Mere Philosophy – The Millennial Mind

By: Rosemary Dewar

Knowledge is simply not compelling enough to encourage morality. One can reason one’s way in or out of every delusion; you are not impervious to your own misbelief. History has been marred by those who deigned to outwit an omniscient being by attempting to become one themselves. Ethics are only useful if you first tell the truth about what you find, and then apply what you’ve learned properly; but truth is not sufficient if someone convinces you it is not worth knowing.

The purpose of truth is to lead one to a course of action that is inarguably good, but intellectually realized truth has no power to do so. You alone cannot judge the virtue of your actions, and call yourself noble. You are flawed and self-centered—an incorrigible narcissist. Who will save you? Only a God that will never be you.

Every monumental scientific age was met with a detrimental result that lacked a moral center. Societies abused The Enlightenment to exact injustice as they saw fit through The Inquisition. That is where a form of liberalism began with Protestantism (an intellectual liberating expression for Christianity). The French Revolution resulted in their making their concept of reason a god. They separated themselves from the Catholic Church, and established a dictatorship. The French did abolish slavery, yet their national secularism murdered their wealthy in the streets for the public’s entertainment. The Industrial Revolution facilitated the birth of Germany’s golden age as Europe’s crown jewel in the mid-20th century. After forfeiting its Christian core, a persuasive minority embraced ethnic supremacy and eugenics. These are all atrocities. Losing one’s religion has become a catalyst for losing one’s humanity.

Truth has moved from something that is studied objectively to something that is observed subjectively. Society may assert that what you perceive is vastly more important than what is actually true. While an individual’s perspective is relevant, the reality that what one sees may also be wrong is more important. Two realities are occurring simultaneously, and one of them is more valuable than the other. Truth is shocking. It will usually fly in the face of what you think you know. Intellectuals will stress that some truths are not worth knowing at the time simply because of the assumed damage they could cause. That is not their call to make. In that moment, they have made themselves a god in their own eyes. By some fantastical reasoning, they know better than you.

The Judeo-Christian worldview emphasizes that man is not to depend on his own understanding, but to lean on God’s wisdom. God processes matters better than you, He is not hindered by the frailty of humanity, and He cares about issues that you do not. You’d think humanity would feel relieved from that burden. Unfortunately, humans have the tendency to do God’s job for Him. That never turns out as cheerily as they planned.

Theologian G.K. Chesterton said, “There are no rules of architecture for a castle in the clouds.” That sounds absolutely wonderful, if we are talking about creativity and imagination. However, if we are going to build a structure in this current reality, the attempt to build it on something as frail as ourselves will not be sufficient.
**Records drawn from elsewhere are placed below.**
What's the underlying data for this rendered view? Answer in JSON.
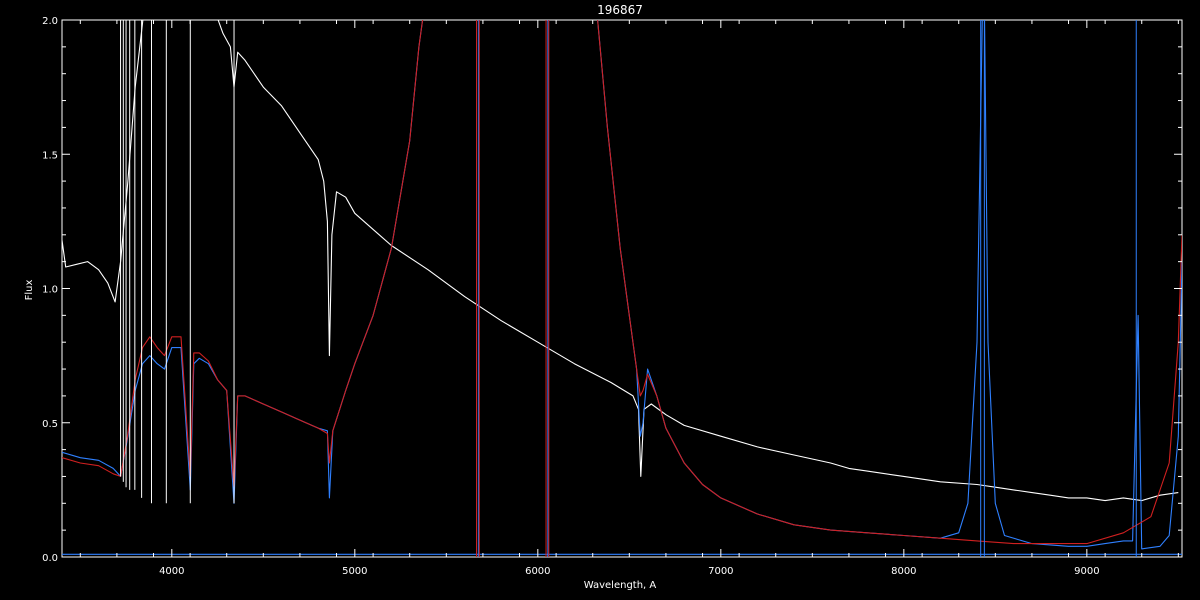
{
  "chart_data": {
    "type": "line",
    "title": "196867",
    "xlabel": "Wavelength, A",
    "ylabel": "Flux",
    "xlim": [
      3400,
      9520
    ],
    "ylim": [
      0,
      2.0
    ],
    "x_ticks": [
      4000,
      5000,
      6000,
      7000,
      8000,
      9000
    ],
    "x_tick_labels": [
      "4000",
      "5000",
      "6000",
      "7000",
      "8000",
      "9000"
    ],
    "y_ticks": [
      0,
      0.5,
      1.0,
      1.5,
      2.0
    ],
    "y_tick_labels": [
      "0.0",
      "0.5",
      "1.0",
      "1.5",
      "2.0"
    ],
    "grid": false,
    "background": "#000000",
    "axis_color": "#ffffff",
    "series": [
      {
        "color": "#ffffff",
        "points": [
          [
            3400,
            1.18
          ],
          [
            3420,
            1.08
          ],
          [
            3480,
            1.09
          ],
          [
            3540,
            1.1
          ],
          [
            3600,
            1.07
          ],
          [
            3650,
            1.02
          ],
          [
            3690,
            0.95
          ],
          [
            3720,
            1.1
          ],
          [
            3760,
            1.4
          ],
          [
            3800,
            1.75
          ],
          [
            3850,
            2.05
          ],
          [
            4000,
            2.1
          ],
          [
            4100,
            2.2
          ],
          [
            4200,
            2.1
          ],
          [
            4280,
            1.95
          ],
          [
            4320,
            1.9
          ],
          [
            4340,
            1.75
          ],
          [
            4360,
            1.88
          ],
          [
            4400,
            1.85
          ],
          [
            4500,
            1.75
          ],
          [
            4600,
            1.68
          ],
          [
            4700,
            1.58
          ],
          [
            4800,
            1.48
          ],
          [
            4830,
            1.4
          ],
          [
            4850,
            1.25
          ],
          [
            4861,
            0.75
          ],
          [
            4875,
            1.2
          ],
          [
            4900,
            1.36
          ],
          [
            4950,
            1.34
          ],
          [
            5000,
            1.28
          ],
          [
            5100,
            1.22
          ],
          [
            5200,
            1.16
          ],
          [
            5400,
            1.07
          ],
          [
            5600,
            0.97
          ],
          [
            5800,
            0.88
          ],
          [
            6000,
            0.8
          ],
          [
            6200,
            0.72
          ],
          [
            6400,
            0.65
          ],
          [
            6520,
            0.6
          ],
          [
            6550,
            0.55
          ],
          [
            6563,
            0.3
          ],
          [
            6580,
            0.55
          ],
          [
            6620,
            0.57
          ],
          [
            6700,
            0.53
          ],
          [
            6800,
            0.49
          ],
          [
            7000,
            0.45
          ],
          [
            7200,
            0.41
          ],
          [
            7400,
            0.38
          ],
          [
            7600,
            0.35
          ],
          [
            7700,
            0.33
          ],
          [
            7800,
            0.32
          ],
          [
            8000,
            0.3
          ],
          [
            8200,
            0.28
          ],
          [
            8400,
            0.27
          ],
          [
            8500,
            0.26
          ],
          [
            8600,
            0.25
          ],
          [
            8700,
            0.24
          ],
          [
            8800,
            0.23
          ],
          [
            8900,
            0.22
          ],
          [
            9000,
            0.22
          ],
          [
            9100,
            0.21
          ],
          [
            9200,
            0.22
          ],
          [
            9300,
            0.21
          ],
          [
            9400,
            0.23
          ],
          [
            9500,
            0.24
          ]
        ]
      },
      {
        "color": "#2f80ff",
        "points": [
          [
            3400,
            0.39
          ],
          [
            3500,
            0.37
          ],
          [
            3600,
            0.36
          ],
          [
            3680,
            0.33
          ],
          [
            3720,
            0.3
          ],
          [
            3760,
            0.45
          ],
          [
            3800,
            0.62
          ],
          [
            3840,
            0.72
          ],
          [
            3880,
            0.75
          ],
          [
            3920,
            0.72
          ],
          [
            3960,
            0.7
          ],
          [
            4000,
            0.78
          ],
          [
            4050,
            0.78
          ],
          [
            4101,
            0.25
          ],
          [
            4120,
            0.72
          ],
          [
            4150,
            0.74
          ],
          [
            4200,
            0.72
          ],
          [
            4250,
            0.66
          ],
          [
            4300,
            0.62
          ],
          [
            4340,
            0.2
          ],
          [
            4360,
            0.6
          ],
          [
            4400,
            0.6
          ],
          [
            4500,
            0.57
          ],
          [
            4600,
            0.54
          ],
          [
            4700,
            0.51
          ],
          [
            4800,
            0.48
          ],
          [
            4850,
            0.47
          ],
          [
            4861,
            0.22
          ],
          [
            4880,
            0.47
          ],
          [
            4950,
            0.62
          ],
          [
            5000,
            0.72
          ],
          [
            5100,
            0.9
          ],
          [
            5200,
            1.15
          ],
          [
            5300,
            1.55
          ],
          [
            5350,
            1.9
          ],
          [
            5380,
            2.05
          ]
        ]
      },
      {
        "color": "#2f80ff",
        "points": [
          [
            6320,
            2.05
          ],
          [
            6380,
            1.6
          ],
          [
            6450,
            1.15
          ],
          [
            6500,
            0.9
          ],
          [
            6540,
            0.7
          ],
          [
            6560,
            0.45
          ],
          [
            6575,
            0.5
          ],
          [
            6600,
            0.7
          ],
          [
            6650,
            0.6
          ],
          [
            6700,
            0.48
          ],
          [
            6800,
            0.35
          ],
          [
            6900,
            0.27
          ],
          [
            7000,
            0.22
          ],
          [
            7200,
            0.16
          ],
          [
            7400,
            0.12
          ],
          [
            7600,
            0.1
          ],
          [
            7800,
            0.09
          ],
          [
            8000,
            0.08
          ],
          [
            8200,
            0.07
          ],
          [
            8300,
            0.09
          ],
          [
            8350,
            0.2
          ],
          [
            8400,
            0.8
          ],
          [
            8430,
            2.05
          ],
          [
            8440,
            2.05
          ],
          [
            8460,
            0.8
          ],
          [
            8500,
            0.2
          ],
          [
            8550,
            0.08
          ],
          [
            8700,
            0.05
          ],
          [
            8900,
            0.04
          ],
          [
            9000,
            0.04
          ],
          [
            9100,
            0.05
          ],
          [
            9200,
            0.06
          ],
          [
            9250,
            0.06
          ],
          [
            9280,
            0.9
          ],
          [
            9300,
            0.03
          ],
          [
            9400,
            0.04
          ],
          [
            9450,
            0.08
          ],
          [
            9500,
            0.45
          ],
          [
            9520,
            1.1
          ]
        ]
      },
      {
        "color": "#d02020",
        "points": [
          [
            3400,
            0.37
          ],
          [
            3500,
            0.35
          ],
          [
            3600,
            0.34
          ],
          [
            3680,
            0.31
          ],
          [
            3720,
            0.3
          ],
          [
            3760,
            0.46
          ],
          [
            3800,
            0.66
          ],
          [
            3840,
            0.78
          ],
          [
            3880,
            0.82
          ],
          [
            3920,
            0.78
          ],
          [
            3960,
            0.75
          ],
          [
            4000,
            0.82
          ],
          [
            4050,
            0.82
          ],
          [
            4101,
            0.3
          ],
          [
            4120,
            0.76
          ],
          [
            4150,
            0.76
          ],
          [
            4200,
            0.73
          ],
          [
            4250,
            0.66
          ],
          [
            4300,
            0.62
          ],
          [
            4340,
            0.26
          ],
          [
            4360,
            0.6
          ],
          [
            4400,
            0.6
          ],
          [
            4500,
            0.57
          ],
          [
            4600,
            0.54
          ],
          [
            4700,
            0.51
          ],
          [
            4800,
            0.48
          ],
          [
            4850,
            0.46
          ],
          [
            4861,
            0.35
          ],
          [
            4880,
            0.47
          ],
          [
            4950,
            0.62
          ],
          [
            5000,
            0.72
          ],
          [
            5100,
            0.9
          ],
          [
            5200,
            1.15
          ],
          [
            5300,
            1.55
          ],
          [
            5350,
            1.9
          ],
          [
            5380,
            2.05
          ]
        ]
      },
      {
        "color": "#d02020",
        "points": [
          [
            6320,
            2.05
          ],
          [
            6380,
            1.6
          ],
          [
            6450,
            1.15
          ],
          [
            6500,
            0.9
          ],
          [
            6540,
            0.7
          ],
          [
            6560,
            0.6
          ],
          [
            6575,
            0.62
          ],
          [
            6600,
            0.68
          ],
          [
            6650,
            0.6
          ],
          [
            6700,
            0.48
          ],
          [
            6800,
            0.35
          ],
          [
            6900,
            0.27
          ],
          [
            7000,
            0.22
          ],
          [
            7200,
            0.16
          ],
          [
            7400,
            0.12
          ],
          [
            7600,
            0.1
          ],
          [
            7800,
            0.09
          ],
          [
            8000,
            0.08
          ],
          [
            8200,
            0.07
          ],
          [
            8400,
            0.06
          ],
          [
            8600,
            0.05
          ],
          [
            8800,
            0.05
          ],
          [
            9000,
            0.05
          ],
          [
            9200,
            0.09
          ],
          [
            9350,
            0.15
          ],
          [
            9450,
            0.35
          ],
          [
            9500,
            0.8
          ],
          [
            9520,
            1.2
          ]
        ]
      },
      {
        "color": "#2f80ff",
        "points": [
          [
            3400,
            0.01
          ],
          [
            3600,
            0.01
          ],
          [
            3800,
            0.01
          ],
          [
            4000,
            0.01
          ],
          [
            4200,
            0.01
          ],
          [
            4400,
            0.01
          ],
          [
            4600,
            0.01
          ],
          [
            4800,
            0.01
          ],
          [
            5000,
            0.01
          ],
          [
            5200,
            0.01
          ],
          [
            5400,
            0.01
          ],
          [
            5600,
            0.01
          ],
          [
            5800,
            0.01
          ],
          [
            6000,
            0.01
          ],
          [
            6200,
            0.01
          ],
          [
            6400,
            0.01
          ],
          [
            6600,
            0.01
          ],
          [
            6800,
            0.01
          ],
          [
            7000,
            0.01
          ],
          [
            7200,
            0.01
          ],
          [
            7400,
            0.01
          ],
          [
            7600,
            0.01
          ],
          [
            7800,
            0.01
          ],
          [
            8000,
            0.01
          ],
          [
            8200,
            0.01
          ],
          [
            8400,
            0.01
          ],
          [
            8600,
            0.01
          ],
          [
            8800,
            0.01
          ],
          [
            9000,
            0.01
          ],
          [
            9200,
            0.01
          ],
          [
            9400,
            0.01
          ],
          [
            9520,
            0.01
          ]
        ]
      }
    ],
    "vertical_lines": [
      {
        "x": 5665,
        "color": "#d02020"
      },
      {
        "x": 5675,
        "color": "#2f80ff"
      },
      {
        "x": 5680,
        "color": "#d02020"
      },
      {
        "x": 6045,
        "color": "#d02020"
      },
      {
        "x": 6055,
        "color": "#2f80ff"
      },
      {
        "x": 6060,
        "color": "#d02020"
      },
      {
        "x": 8420,
        "color": "#2f80ff"
      },
      {
        "x": 8440,
        "color": "#2f80ff"
      },
      {
        "x": 9270,
        "color": "#2f80ff"
      }
    ],
    "absorption_spikes_white": [
      {
        "x": 3720,
        "y": 0.3
      },
      {
        "x": 3735,
        "y": 0.28
      },
      {
        "x": 3750,
        "y": 0.26
      },
      {
        "x": 3770,
        "y": 0.25
      },
      {
        "x": 3798,
        "y": 0.25
      },
      {
        "x": 3835,
        "y": 0.22
      },
      {
        "x": 3889,
        "y": 0.2
      },
      {
        "x": 3970,
        "y": 0.2
      },
      {
        "x": 4101,
        "y": 0.2
      },
      {
        "x": 4340,
        "y": 0.2
      }
    ]
  }
}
Truth is conveniently placed where you will fail. Rules and standards are present in order to teach you how not to fail the same way you did the time before. Insanity is where you fail the same way for an undesirable and miserable amount of time without resolution. Success is simply learning how not to fail the same way indefinitely. Truth can be painful, and will shake you to your core. The presence of pain does not mean there is no truth to it; that is to alert you to the fact that you have not acknowledged something yet. What you need to learn is worth knowing, and you need to learn nothing short of the truth.